A bank rate refers to the interest rate that the central bank charges commercial and domestic banks for lending funds to them. It is also called the discount rate, this rate is charged on all loans issued to commercial banks. One major way the central bank influences the economy is through the bank rate. This interest rate is often low and in turn gives room for the expansion of the economy.
Back to:BANKING, LENDING, & CREDIT INDUSTRY
How Does a Bank Rate Work?
In the United States, the bank rate is called the federal funds rate or the discount rate. This interest rate is set by the Board of Governors of the Federal Reserve System. It serves as a benchmark for interest collection on loans that the central bank advances to commercial banks. This rate is also a major requirement for banks as it helps keep the economy in check. Aside from the federal funds rate, the treasury security that the Federal Open Market Committee (FOMC) trades also have a significant impact on the economy. These are parts of the monetary policy adopted in the United States.
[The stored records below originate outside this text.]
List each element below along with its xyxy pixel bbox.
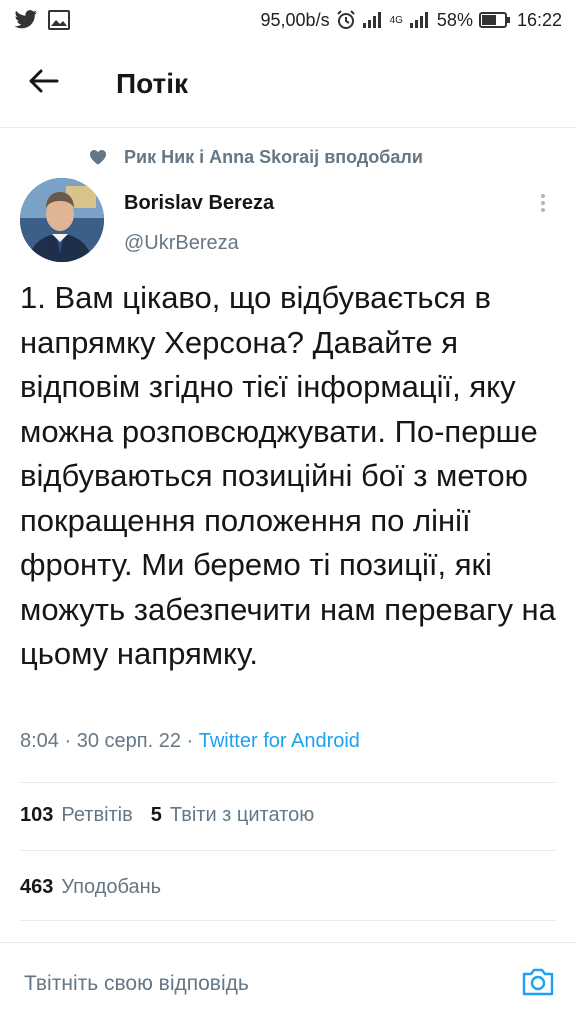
tweet-meta: 8:04 · 30 серп. 22 · Twitter for Android (20, 730, 360, 753)
likes-label: Уподобань (61, 876, 162, 898)
network-type: 4G (389, 14, 403, 26)
likes-count: 463 (20, 876, 54, 898)
signal-4g-icon (409, 11, 431, 29)
like-stats: 463 Уподобань (20, 876, 161, 899)
page-title: Потік (116, 67, 189, 99)
retweets-stat[interactable]: 103 Ретвітів (20, 804, 133, 827)
author-handle[interactable]: @UkrBereza (124, 232, 239, 255)
retweets-count: 103 (20, 804, 54, 826)
quotes-label: Твіти з цитатою (169, 804, 315, 826)
divider (20, 782, 556, 783)
more-vertical-icon (540, 193, 546, 218)
heart-icon (88, 147, 108, 167)
arrow-left-icon (29, 69, 59, 98)
battery-icon (478, 11, 511, 29)
clock: 16:22 (516, 9, 562, 30)
camera-button[interactable] (520, 966, 556, 1002)
network-speed: 95,00b/s (260, 9, 330, 30)
likes-stat[interactable]: 463 Уподобань (20, 876, 161, 899)
app-header: Потік (0, 40, 576, 128)
retweets-label: Ретвітів (61, 804, 133, 826)
tweet-source-link[interactable]: Twitter for Android (199, 730, 360, 753)
more-options-button[interactable] (528, 190, 558, 220)
quotes-stat[interactable]: 5 Твіти з цитатою (151, 804, 314, 827)
tweet-text: 1. Вам цікаво, що відбувається в напрямк… (20, 280, 556, 671)
reply-bar: Твітніть свою відповідь (0, 942, 576, 1024)
battery-percent: 58% (436, 9, 473, 30)
tweet-time: 8:04 (20, 730, 59, 752)
social-context[interactable]: Рик Ник і Anna Skoraij вподобали (0, 140, 576, 174)
tweet-author: Borislav Bereza @UkrBereza (0, 176, 576, 266)
camera-icon (521, 967, 555, 1002)
signal-icon (362, 11, 384, 29)
back-button[interactable] (12, 52, 76, 116)
divider (20, 850, 556, 851)
liked-by-text: Рик Ник і Anna Skoraij вподобали (124, 146, 423, 167)
tweet-date: 30 серп. 22 (76, 730, 181, 752)
avatar[interactable] (20, 178, 104, 262)
retweet-stats: 103 Ретвітів 5 Твіти з цитатою (20, 804, 314, 827)
alarm-icon (336, 10, 356, 30)
meta-separator: · (58, 730, 77, 752)
reply-input[interactable]: Твітніть свою відповідь (24, 972, 249, 996)
quotes-count: 5 (150, 804, 162, 826)
status-bar: 95,00b/s 4G 58% 16:22 (0, 0, 576, 40)
twitter-icon (14, 10, 38, 30)
image-icon (48, 10, 70, 30)
meta-separator: · (180, 730, 199, 752)
divider (20, 920, 556, 921)
author-name[interactable]: Borislav Bereza (124, 192, 274, 215)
Discount Rate Versus Overnight Rate
The discount rate or bank rate is not the same as the overnight rate. While the bank rate refers to the rate the central bank charges commercial banks for lending them funds, the overnight rate is charged by banks when they borrow other banks funds. To be clear, bank rate is charged by the Central Bank to banks while the overnight rate is charged by a bank to another bank. There are cases where banks borrow funds from each other and the bank lending the money charges a percentage as interest called the overnight rate. Usually, if the bank rate is lower than the overnight rate, banks go to the central bank for funding.
How the Bank Rate Affects Consumer Interest Rates
Bank rates or discount rates have significant effects in the consumer interest rates. Usually, most banks charge their customers using an interest rate close to the overnight rate, however, this is only applicable for customers with good credit rating. Customers that do not have high creditworthiness are exposed to higher invest rates when they go to banks for funding. Bank rate directly affects consumer interest rates, the higher the bank rate, the higher the consumer interest rates. When central banks also charge low bank rates, consumer interest rates are lower.